Antonia Marchesin Gonçalves

 

                Uma viagem traumática a nossa vinda para o Brasil!  Vinte e dois dias no navio, minha mãe sozinha com os três filhos, pois papai já tinha vindo dois anos e meio antes, após guerra. Eu, a do meio, dos três passei todo o tempo com enjoos, mal conseguia comer, vivia mais a base de maçã. Muitas coisas aconteceram nessa viagem, mas contarei em outra oportunidade.            

                Minha mãe não tinha idéia do que iria encontrar, nada sabia, nem da temperatura, nem o tamanho da cidade. Dizia ela que se não viesse papai iria formar outra família, era bonito e já havia montado uma empresa de construção com sócios em São Paulo, no bairro de Pinheiros. Ao desembarcar em Santos assustou-se pensou que estivesse na África, pois ela nunca tinha visto uma pessoa de cor negra. Os estivadores todos sem camisa, suados e carregando as bagagens, tudo muito movimentado e falavam aos gritos.

                A sorte que logo avistou meu pai, agarrando as nossas mãos com força. Em suas bagagens, além de nossas roupas serem diferentes dos daqui, lindas camisolas longas de seda pura e rendas maravilhosas, conjuntos típicos da época, anos cinquenta, chegamos em cinquenta e um, blusas de seda e um casaco de pura lã preto estilo militar, que chegava até os pés. Com emoção e lágrimas nos olhos conta que a família toda foi se despedir em Genova e que a irmã mais velha tirou o seu colar de perolas que tinha e o colocou em minha mãe como lembrança, todos eram contra que ela viesse, tenho o colar até hoje.

                Mas, voltando ao casaco preto, aqui foi pouco usado por ela, o inverno sendo mais ameno que na Itália, ele foi ficando no armário, não tinha coragem de se desfazer dele, a moda mudava e o casaco ficava. Desde mocinha eu sempre tinha ideias criativas para as minhas roupas, ela as costurava, mas eu sempre punha um detalhe diferenciado. Quando comecei a trabalhar no Banco, não podia usar calças compridas, eram saias, meias de nylon, nem sandálias se usavam.

                Mexendo no armário de mamãe descobri o tal casacão e dei a ideia de reformá-lo para usar para trabalhar. Apesar de relutar gostou, mas ela não saberia lidar com a tal reforma, resolvemos encontrar uma boa costureira, que por sinal costurou por anos para mim, inclusive meu vestido de noiva, aceitava sempre as minhas sugestões.
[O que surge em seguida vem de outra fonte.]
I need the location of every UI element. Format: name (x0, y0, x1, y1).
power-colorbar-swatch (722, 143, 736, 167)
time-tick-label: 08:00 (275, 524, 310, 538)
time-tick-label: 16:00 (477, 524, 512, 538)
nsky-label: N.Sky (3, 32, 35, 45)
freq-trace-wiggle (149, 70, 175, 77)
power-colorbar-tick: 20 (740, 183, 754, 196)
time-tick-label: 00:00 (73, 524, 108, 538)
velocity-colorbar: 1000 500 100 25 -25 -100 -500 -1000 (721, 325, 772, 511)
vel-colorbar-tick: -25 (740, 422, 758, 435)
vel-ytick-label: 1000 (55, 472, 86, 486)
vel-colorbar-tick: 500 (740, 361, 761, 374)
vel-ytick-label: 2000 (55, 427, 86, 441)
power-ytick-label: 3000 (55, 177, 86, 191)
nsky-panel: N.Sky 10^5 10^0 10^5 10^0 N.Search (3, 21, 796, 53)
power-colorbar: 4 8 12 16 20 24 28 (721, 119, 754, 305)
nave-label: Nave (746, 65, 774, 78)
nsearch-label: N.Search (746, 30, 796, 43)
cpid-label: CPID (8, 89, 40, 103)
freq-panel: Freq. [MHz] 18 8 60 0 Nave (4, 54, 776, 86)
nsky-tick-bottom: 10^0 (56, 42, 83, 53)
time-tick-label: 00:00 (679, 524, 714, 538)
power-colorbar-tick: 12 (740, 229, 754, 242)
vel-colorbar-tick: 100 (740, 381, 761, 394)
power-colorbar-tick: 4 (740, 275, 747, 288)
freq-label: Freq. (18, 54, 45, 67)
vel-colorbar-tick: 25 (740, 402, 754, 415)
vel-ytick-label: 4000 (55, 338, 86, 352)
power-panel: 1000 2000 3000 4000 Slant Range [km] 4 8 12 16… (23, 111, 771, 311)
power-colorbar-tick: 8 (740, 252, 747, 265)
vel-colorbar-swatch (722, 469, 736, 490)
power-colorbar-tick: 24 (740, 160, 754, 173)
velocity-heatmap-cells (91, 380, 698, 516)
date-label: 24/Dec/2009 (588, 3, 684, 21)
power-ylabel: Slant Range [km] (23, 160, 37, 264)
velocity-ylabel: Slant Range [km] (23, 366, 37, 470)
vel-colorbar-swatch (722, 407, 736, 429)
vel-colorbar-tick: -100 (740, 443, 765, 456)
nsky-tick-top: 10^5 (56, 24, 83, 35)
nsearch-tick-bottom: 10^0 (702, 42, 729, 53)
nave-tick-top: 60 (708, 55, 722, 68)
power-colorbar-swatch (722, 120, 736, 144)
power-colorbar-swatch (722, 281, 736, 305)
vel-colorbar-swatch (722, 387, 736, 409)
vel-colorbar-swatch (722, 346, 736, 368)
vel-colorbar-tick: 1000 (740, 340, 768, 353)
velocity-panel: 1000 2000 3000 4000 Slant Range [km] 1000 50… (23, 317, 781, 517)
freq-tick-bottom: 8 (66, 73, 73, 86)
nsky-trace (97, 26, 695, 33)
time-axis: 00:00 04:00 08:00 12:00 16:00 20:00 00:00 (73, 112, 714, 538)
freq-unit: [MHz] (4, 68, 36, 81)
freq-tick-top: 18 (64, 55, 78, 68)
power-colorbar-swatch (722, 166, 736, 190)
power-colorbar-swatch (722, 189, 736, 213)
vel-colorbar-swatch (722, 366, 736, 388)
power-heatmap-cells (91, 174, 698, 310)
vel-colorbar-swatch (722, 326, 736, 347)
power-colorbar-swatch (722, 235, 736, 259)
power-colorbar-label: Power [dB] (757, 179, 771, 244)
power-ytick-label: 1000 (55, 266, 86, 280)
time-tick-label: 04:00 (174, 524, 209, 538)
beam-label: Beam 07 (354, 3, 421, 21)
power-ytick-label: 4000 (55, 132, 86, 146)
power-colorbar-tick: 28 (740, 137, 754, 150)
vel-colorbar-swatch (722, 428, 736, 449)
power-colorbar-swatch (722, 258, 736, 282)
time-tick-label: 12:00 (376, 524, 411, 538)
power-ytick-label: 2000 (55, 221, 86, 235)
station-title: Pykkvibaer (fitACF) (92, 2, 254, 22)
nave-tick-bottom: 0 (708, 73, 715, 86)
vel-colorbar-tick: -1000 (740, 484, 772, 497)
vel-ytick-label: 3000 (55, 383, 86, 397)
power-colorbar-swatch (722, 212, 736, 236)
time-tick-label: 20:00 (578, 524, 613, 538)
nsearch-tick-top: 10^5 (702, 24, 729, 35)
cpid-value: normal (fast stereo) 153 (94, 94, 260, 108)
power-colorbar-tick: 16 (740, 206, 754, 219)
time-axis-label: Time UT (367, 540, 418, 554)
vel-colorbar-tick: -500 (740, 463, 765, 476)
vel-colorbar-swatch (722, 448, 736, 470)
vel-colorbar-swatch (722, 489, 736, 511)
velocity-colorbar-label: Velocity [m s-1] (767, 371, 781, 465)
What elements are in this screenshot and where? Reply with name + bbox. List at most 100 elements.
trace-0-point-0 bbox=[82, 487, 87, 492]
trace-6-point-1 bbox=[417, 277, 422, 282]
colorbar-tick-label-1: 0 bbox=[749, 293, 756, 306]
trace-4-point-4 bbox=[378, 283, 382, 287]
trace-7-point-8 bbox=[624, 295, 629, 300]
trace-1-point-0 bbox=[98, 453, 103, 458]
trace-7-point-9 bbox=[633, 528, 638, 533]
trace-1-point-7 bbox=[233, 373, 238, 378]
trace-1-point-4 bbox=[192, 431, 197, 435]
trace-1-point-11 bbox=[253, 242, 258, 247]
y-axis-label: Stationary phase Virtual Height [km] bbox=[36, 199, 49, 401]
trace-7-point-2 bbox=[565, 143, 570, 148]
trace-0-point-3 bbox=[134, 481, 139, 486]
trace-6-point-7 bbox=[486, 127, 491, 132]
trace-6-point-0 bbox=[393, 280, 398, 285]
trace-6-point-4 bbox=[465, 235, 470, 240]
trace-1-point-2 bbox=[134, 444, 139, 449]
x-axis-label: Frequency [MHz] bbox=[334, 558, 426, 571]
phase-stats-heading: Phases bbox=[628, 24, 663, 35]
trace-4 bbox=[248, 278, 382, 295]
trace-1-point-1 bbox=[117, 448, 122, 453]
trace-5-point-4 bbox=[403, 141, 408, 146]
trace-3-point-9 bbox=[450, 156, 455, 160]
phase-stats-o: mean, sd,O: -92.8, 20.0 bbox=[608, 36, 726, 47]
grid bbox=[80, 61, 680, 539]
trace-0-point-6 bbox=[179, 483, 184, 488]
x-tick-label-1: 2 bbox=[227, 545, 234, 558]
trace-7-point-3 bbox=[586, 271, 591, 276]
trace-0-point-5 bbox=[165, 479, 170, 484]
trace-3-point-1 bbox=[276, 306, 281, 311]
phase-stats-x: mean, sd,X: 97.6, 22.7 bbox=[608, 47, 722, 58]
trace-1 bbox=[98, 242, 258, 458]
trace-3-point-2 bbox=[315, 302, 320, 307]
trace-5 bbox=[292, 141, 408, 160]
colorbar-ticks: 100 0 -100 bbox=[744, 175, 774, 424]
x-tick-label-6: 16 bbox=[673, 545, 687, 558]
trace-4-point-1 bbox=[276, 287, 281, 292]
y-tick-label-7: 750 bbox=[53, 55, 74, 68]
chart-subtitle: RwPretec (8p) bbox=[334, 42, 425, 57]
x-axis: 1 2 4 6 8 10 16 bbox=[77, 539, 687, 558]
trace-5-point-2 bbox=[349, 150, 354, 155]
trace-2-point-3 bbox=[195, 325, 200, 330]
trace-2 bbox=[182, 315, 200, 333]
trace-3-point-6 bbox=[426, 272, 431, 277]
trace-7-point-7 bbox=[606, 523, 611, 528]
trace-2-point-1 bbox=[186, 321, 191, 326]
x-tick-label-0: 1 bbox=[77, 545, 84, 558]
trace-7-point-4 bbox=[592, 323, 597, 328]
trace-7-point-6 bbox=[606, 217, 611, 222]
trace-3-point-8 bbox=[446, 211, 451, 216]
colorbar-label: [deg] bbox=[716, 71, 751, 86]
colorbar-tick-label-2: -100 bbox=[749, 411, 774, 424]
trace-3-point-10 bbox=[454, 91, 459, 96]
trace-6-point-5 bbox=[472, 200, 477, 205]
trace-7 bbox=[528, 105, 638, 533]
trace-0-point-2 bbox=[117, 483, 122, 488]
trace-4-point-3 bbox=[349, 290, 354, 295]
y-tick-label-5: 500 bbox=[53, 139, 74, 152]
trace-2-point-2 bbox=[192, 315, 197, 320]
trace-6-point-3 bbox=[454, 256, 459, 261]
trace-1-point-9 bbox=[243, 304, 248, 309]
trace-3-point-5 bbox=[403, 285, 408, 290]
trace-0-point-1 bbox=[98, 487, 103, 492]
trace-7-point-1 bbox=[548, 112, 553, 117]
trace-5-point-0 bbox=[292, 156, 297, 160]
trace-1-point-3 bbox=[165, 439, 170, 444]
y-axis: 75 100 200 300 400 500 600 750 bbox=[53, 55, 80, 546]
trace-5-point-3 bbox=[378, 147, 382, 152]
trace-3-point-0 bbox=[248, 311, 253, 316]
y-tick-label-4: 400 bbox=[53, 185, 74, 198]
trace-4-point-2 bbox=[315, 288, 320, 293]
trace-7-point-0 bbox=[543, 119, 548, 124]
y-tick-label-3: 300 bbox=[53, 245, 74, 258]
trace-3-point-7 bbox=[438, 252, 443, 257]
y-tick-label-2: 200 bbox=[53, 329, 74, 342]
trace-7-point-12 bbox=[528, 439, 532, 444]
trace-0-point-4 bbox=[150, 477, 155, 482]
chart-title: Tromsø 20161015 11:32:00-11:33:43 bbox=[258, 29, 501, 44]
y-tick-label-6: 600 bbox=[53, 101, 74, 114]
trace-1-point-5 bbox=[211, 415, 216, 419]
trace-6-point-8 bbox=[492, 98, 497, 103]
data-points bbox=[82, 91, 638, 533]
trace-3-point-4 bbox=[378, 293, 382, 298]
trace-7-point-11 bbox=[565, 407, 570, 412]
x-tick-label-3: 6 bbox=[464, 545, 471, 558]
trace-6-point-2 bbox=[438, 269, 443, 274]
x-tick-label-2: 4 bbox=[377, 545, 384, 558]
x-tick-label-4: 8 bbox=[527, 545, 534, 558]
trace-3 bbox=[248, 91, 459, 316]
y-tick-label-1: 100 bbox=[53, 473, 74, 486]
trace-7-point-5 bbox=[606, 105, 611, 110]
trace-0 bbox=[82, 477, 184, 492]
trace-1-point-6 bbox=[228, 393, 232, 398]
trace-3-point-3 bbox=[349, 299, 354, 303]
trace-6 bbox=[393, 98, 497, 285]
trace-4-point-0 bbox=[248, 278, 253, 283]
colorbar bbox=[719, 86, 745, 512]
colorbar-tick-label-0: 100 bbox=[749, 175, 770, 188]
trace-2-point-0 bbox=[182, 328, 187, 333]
Eram os anos sessenta, transformei num casaco curto até os joelhos transpassado, com quatro botões e para dar mais leveza comprei tecido de lã xadrez branco e preto e forramos os botões e a gola estilo paletó também desse tecido, ficou muito chique.

                Ao me casar foi para o meu armário. Anos mais tarde após a quarta gravidez já não me cabia mais, mas não me desfiz dele. Passados alguns anos, a minha filha caçula adolescente se encantou com o casaco e passou a usar fazendo muito sucesso. Quando se casou com chileno, meu genro e lá mora, levou o casaco com ela, magra até hoje como eu era, mesmo com dois filhos, acredito que ainda faz parte do seu armário o querido casaco.